Aubrey Williams: Atlantic Fire @ Walker Art Gallery

Does great art need to defy or define the period it was created in?

When mooching in the Walker Gallery, it's always hard not to stop and gaze at the Turner located just by the glass doors to the Special Exhibitions . A shimmering, gleaming seascape, it is both a magical abstraction and a perfect evocation of an effect of heat, light and water.

Turner is basically the definition of great art, so it's both tempting and slightly cruel to compare anyone to him. However, I've found it difficult not to dwell on this comparison when visiting the recently opened Aubrey Williams: Atlantic Fire.


Aubrey Williams, Hymn to the Sun IV, photographs from National Museums Liverpool flickr page.

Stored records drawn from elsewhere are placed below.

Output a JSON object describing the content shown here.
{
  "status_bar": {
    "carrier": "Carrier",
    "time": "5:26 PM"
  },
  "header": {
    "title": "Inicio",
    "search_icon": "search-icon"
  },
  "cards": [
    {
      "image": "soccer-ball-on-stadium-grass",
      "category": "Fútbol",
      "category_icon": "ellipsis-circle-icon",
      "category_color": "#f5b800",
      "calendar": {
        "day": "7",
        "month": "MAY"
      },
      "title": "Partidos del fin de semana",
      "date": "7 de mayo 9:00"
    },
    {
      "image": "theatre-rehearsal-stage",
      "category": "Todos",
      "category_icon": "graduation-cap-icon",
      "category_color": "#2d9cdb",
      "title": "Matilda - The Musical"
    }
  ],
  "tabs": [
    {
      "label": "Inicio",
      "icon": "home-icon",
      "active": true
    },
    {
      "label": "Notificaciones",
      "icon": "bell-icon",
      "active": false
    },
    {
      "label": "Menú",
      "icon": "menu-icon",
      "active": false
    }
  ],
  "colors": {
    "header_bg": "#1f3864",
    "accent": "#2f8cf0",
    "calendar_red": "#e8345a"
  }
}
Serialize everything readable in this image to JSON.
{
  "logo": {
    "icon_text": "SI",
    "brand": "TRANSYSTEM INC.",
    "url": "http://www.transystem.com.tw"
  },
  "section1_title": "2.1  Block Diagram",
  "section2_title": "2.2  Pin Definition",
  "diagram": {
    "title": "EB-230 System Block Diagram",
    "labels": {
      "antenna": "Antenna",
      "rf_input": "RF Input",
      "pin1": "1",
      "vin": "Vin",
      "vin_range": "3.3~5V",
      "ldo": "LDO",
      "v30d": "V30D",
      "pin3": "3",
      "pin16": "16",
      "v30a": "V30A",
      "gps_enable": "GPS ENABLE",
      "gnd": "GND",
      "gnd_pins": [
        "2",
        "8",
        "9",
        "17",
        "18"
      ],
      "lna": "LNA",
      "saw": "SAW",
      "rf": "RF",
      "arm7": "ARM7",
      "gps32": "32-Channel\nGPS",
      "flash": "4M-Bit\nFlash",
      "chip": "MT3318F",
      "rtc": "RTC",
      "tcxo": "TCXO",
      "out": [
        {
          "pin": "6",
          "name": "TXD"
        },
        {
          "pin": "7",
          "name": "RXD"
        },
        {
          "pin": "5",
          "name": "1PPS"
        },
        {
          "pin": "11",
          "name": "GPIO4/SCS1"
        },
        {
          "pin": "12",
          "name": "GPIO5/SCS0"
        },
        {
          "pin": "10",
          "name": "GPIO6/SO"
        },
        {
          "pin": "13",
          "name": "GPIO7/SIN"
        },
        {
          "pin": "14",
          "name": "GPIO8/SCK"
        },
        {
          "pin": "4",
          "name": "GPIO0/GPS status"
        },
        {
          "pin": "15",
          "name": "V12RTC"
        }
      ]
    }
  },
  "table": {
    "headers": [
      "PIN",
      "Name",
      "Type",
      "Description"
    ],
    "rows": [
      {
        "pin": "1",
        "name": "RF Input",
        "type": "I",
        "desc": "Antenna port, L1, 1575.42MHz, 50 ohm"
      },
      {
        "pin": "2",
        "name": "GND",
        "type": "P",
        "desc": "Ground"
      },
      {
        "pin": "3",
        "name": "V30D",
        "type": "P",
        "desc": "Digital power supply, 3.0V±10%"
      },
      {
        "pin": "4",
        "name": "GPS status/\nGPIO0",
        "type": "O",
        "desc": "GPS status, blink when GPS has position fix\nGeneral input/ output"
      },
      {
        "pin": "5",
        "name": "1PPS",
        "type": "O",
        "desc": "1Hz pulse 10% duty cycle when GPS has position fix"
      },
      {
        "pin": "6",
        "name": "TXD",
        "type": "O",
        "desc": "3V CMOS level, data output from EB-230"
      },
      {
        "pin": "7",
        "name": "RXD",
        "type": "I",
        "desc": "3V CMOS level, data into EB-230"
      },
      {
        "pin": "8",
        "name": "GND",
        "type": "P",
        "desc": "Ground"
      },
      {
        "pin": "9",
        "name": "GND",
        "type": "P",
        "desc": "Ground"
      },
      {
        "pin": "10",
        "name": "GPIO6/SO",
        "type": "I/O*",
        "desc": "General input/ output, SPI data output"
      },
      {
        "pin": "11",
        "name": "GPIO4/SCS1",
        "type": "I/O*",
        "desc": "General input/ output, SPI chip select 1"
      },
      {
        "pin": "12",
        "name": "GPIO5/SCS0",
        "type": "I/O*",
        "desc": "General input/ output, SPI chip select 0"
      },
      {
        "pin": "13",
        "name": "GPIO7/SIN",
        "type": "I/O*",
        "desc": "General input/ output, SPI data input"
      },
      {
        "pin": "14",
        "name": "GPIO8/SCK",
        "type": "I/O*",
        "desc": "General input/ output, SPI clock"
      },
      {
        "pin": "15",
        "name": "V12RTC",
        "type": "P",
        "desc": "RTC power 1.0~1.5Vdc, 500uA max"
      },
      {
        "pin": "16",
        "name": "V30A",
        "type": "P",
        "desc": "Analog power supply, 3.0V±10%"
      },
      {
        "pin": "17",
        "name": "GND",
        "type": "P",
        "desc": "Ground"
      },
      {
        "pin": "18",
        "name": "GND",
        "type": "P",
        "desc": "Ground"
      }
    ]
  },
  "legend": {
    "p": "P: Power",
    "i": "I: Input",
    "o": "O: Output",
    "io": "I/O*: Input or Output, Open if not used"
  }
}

Aubrey Williams' paintings are both very beautiful... and somewhat kitsch. What stops them being sublime is an unfortunate combination of muddy and electric colours which lends them a certain 80s air. I know this is an inherently ridiculous criticism, but it bothers me. Where I want his miasmic coral like colours and forms to shimmer and billow, there is an rubbery quality somehow reminiscent of marbled paper.

But can I really criticise paintings made in the 80s for looking like products of their time? I feel uncertain on this point. At the end of the day, not everyone can be Turner.